Gang members would watch the autopsies of slain comrades in a proposed county program designed to tarnish the glamour of gang life.
Supporters say the program, tentatively scheduled to begin next month, would shock youngsters into giving up gang affiliation. Gang violence took more than 800 lives last year in Los Angeles."It is not a very glamorous or pleasant process," said Rob Garrott, who heads the coroner's Gang Diversion Task Force. "You wouldn't want it to happen to your friends, and you certainly wouldn't want it to happen to yourself."
But others argue the program will make gang members more callous to the effects of violence.
"These kids are hard enough," said Los Angeles police Detective Bill Humphry, who leads an anti-gang unit in the San Fernando Valley. "We don't need to make them harder."
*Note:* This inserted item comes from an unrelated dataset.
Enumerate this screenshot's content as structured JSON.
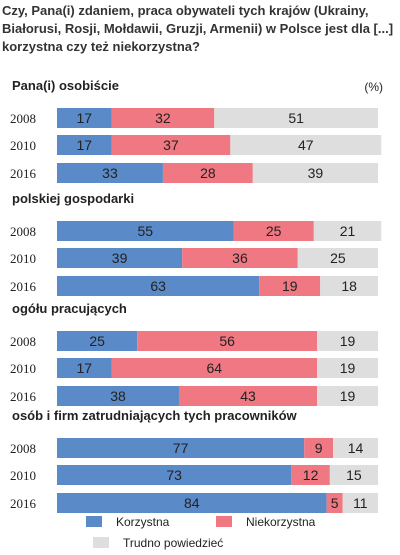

He and other critics suggested gang members instead be shown a lifesaving operation or be required to work with people paralyzed by gang gunfire.
The Board of Supervisors still must give the program a final vote of approval. But the supervisors already have appropriated $50,000 for the first year, and approval is considered likely.
The program is based loosely on "Scared Straight," a 1970s program in which teen-agers were shown the worst of prison life by inmates of New Jersey's Rahway State Prison.
That program was widely criticized for including little counseling and follow-up.
Mark Cooper, the coroner's chief of disaster and community services, said participants in the autopsy program would get at least six months follow-up counseling. He said the coroner's office was studying other objections to the program.
One gang member, who identified himself only by his moniker, "Evil," said he thought the coroner's program could help keep children from joining gangs.
"You've got to get them when they're young," he said. "Thirteen years old and they've already watched their brothers and cousins, and they're excited - they like the power, the girls, the glamour."